SlutWalk

Lately, there have been many critiques that the SlutWalk Movement does not speak to women of color. Unlike white women, many Black and Latina feminists do not feel that they have the privilege to re-appropriate the word “slut” in a way that doesn’t counteract their resistance to a highly racialized sexuality.

I’m not going to pretend to understand any intersection of racial and sexual identities other than my own–that of a heterosexual, cisgendered, “questionably brown” female. However, these sudden and divisive racial critiques speak to the larger problem within the SlutWalk Movement.

SlutWalk is not about re-appropriating the word “slut” no matter how many feminists claim that that is on the agenda.

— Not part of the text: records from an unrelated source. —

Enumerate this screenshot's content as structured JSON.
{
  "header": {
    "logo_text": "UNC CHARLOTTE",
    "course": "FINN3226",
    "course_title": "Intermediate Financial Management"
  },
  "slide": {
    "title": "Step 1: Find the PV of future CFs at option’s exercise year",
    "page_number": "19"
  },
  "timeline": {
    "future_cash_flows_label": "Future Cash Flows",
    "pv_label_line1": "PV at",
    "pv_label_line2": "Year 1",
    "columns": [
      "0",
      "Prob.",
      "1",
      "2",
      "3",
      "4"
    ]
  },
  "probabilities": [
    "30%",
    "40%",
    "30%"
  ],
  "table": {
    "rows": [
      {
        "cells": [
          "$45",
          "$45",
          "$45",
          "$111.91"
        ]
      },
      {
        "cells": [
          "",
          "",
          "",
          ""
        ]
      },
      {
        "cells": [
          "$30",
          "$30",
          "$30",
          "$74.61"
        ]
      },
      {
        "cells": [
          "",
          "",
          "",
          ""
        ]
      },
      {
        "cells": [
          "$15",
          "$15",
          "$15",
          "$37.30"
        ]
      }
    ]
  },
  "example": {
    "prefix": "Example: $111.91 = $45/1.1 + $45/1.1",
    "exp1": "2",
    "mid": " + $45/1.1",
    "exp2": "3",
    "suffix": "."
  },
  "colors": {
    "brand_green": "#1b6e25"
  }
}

It is about ending a culture of victim blaming, where rape culture not only facilitates and normalizes rape, but blames victims for their behavior, location, or clothing rather than seeking accountability for the rapist.

For some women, this means dressing “slutty” without being blamed for “asking for it.” For others, it means supporting rape survivors, and ending the myth that only the “perfect victim” –one who is pure, virginal and raped by a rampant criminal that they have ever met–is capable of being raped.

This is something that affects all women. I wish more women would realize this, and frame the protests as a tidal wave against victim blaming and rape culture rather than a playful re-appropriation of the right to be a slut.